How much Roth made from each model Revell sold has been argued, but one article after his death reported that he made a penny per kit. He got the nickname "Big Daddy" from a Revell model company official who reportedly told him, "You can't put 'Beatnik Bandit by Ed Roth'" on a model kit box, according to Pat Ganahl's book, Ed 'Big Daddy' Roth: His Life, Times, Cars and Art. In response, Roth told the Revell official he was called "Big Ed" in high school because of his 6-foot-4-inch frame. So, the Revell exec suggested "Big Daddy" and Roth loved it.
The 1960s were the Roth era. Starting with the "Outlaw," finished in 1959, Roth built a string of paradigm-shifting automobiles such as "Road Agent," "Mysterion," "Orbitron," and the "Druid Princess."
Most of his creations were eye candy, but even Roth called "Wishbone" ugly. It got its name from the frame design: two frame rails welded together down the center of the car and forked out in a wishbone shape at the rear, where it housed a Volkswagen engine. Roth fabricated his own intake manifold for this car and took off the fan and shrouding. The front of the car was half Ford and half VW.
Before the onslaught of custom motorcycle builders like Jesse James, Roger Bourget and Billy Lane, Roth was building wild bikes and three-wheelers, far different than anything the modern-day builders roll out. One of those custom trikes, dubbed "Kolob," featured a six-cylinder Porsche engine, a rear wing, dual headlamps and, of course, chrome and custom paint.
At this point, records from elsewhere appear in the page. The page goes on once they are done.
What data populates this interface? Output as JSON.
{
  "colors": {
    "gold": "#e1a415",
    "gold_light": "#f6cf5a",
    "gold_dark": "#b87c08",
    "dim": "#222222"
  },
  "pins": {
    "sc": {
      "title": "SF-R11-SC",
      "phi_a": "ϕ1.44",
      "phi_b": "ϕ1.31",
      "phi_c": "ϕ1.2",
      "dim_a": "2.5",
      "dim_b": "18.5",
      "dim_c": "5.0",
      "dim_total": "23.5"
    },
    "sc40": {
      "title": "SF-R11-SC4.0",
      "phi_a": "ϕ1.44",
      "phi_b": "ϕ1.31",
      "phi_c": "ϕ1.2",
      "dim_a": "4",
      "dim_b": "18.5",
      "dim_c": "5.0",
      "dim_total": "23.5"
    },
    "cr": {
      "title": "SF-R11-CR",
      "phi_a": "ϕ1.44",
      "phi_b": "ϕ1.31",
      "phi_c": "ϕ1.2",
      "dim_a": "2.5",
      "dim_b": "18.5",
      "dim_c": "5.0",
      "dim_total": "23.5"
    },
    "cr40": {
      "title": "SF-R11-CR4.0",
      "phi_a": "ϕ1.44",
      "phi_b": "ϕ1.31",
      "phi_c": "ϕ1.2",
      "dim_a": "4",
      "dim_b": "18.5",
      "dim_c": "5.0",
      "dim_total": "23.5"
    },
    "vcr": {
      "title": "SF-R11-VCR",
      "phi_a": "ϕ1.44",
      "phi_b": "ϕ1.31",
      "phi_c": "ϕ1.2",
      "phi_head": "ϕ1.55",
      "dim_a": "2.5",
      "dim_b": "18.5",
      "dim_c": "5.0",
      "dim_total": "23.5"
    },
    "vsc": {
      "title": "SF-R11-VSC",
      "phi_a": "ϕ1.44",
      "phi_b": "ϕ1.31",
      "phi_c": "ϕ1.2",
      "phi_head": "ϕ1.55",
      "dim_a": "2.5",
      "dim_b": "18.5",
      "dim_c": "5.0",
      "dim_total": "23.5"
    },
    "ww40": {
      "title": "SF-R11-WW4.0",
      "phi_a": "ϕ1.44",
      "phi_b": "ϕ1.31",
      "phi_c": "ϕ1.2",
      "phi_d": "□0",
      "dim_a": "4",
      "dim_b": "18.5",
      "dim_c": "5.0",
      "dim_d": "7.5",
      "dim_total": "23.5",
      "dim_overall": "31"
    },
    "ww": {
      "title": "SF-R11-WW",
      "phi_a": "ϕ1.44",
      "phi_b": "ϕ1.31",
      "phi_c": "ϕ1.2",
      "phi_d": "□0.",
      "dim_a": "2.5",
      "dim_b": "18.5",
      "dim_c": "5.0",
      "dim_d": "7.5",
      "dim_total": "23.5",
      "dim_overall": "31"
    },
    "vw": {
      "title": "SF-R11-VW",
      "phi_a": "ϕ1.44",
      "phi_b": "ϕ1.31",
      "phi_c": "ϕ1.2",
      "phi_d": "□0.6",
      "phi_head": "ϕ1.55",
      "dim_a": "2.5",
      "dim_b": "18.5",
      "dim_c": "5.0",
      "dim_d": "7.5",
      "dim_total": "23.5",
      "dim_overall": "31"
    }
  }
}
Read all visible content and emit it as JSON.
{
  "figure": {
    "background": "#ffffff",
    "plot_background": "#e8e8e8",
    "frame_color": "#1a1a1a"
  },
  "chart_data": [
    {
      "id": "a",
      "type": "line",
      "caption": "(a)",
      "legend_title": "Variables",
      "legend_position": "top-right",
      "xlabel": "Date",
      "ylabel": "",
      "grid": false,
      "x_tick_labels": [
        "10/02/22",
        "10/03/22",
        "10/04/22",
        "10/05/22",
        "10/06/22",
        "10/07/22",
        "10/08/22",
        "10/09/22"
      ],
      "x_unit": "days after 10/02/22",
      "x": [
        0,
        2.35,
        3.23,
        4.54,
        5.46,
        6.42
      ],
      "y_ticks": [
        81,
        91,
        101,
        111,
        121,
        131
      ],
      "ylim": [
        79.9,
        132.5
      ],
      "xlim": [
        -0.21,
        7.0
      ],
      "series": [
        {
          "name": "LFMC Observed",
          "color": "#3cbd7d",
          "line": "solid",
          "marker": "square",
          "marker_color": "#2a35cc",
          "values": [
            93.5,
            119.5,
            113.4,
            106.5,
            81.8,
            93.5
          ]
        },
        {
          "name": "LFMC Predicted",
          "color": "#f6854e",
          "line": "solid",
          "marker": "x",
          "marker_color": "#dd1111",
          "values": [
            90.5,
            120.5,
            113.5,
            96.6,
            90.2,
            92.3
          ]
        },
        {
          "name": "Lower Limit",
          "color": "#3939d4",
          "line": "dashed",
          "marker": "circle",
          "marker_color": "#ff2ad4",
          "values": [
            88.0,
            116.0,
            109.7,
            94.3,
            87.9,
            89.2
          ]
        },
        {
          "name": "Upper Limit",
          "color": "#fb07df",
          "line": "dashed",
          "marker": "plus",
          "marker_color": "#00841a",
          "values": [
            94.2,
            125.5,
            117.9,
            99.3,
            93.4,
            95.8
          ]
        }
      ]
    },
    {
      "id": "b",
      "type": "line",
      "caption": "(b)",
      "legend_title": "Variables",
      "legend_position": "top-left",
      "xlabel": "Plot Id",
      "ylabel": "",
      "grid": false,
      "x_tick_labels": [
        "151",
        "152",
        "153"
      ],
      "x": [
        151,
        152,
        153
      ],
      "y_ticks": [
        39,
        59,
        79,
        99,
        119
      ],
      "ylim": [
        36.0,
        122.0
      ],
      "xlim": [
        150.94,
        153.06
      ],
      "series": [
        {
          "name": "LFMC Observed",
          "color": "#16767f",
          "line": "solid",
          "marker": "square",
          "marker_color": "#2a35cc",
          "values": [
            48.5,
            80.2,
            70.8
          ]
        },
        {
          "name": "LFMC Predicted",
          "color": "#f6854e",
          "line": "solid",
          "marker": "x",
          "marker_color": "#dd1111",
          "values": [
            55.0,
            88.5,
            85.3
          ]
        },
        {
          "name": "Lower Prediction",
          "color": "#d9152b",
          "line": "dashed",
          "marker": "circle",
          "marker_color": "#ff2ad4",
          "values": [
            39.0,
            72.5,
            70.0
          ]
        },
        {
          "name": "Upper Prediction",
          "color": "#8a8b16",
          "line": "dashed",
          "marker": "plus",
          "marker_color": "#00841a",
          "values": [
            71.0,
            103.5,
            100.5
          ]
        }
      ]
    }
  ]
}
Roth eventually amassed a small fortune doing what he loved. But in 1969, Roth put most of his money into Choppers, an outlaw motorcycle culture magazine, which was a dismal failure. He lost most of his money and went back to work as a sign painter at a California amusement park. He eventually became a devout Mormon and moved to Utah. By the 1970s, even Roth's influential characters were fading out of fashion.
Among other hot rod builders of the time, he was criticized for using fiberglass and building cars that were not practical. But as fast as his empire dissolved, a rage for nostalgia in the mid-1980s and a decidedly low-brow art movement embraced "Big Daddy," rediscovering his eccentric vision. Demand for his art and "Rat Fink" has returned, evidenced by the annual Rat Fink Reunion in California.
Roth died at age 69 on April 4, 2001, reportedly from a heart attack in his workshop at his Utah home. Like the decade that spawned him, Roth was an icon who did everything to excess. There will likely never be another like him.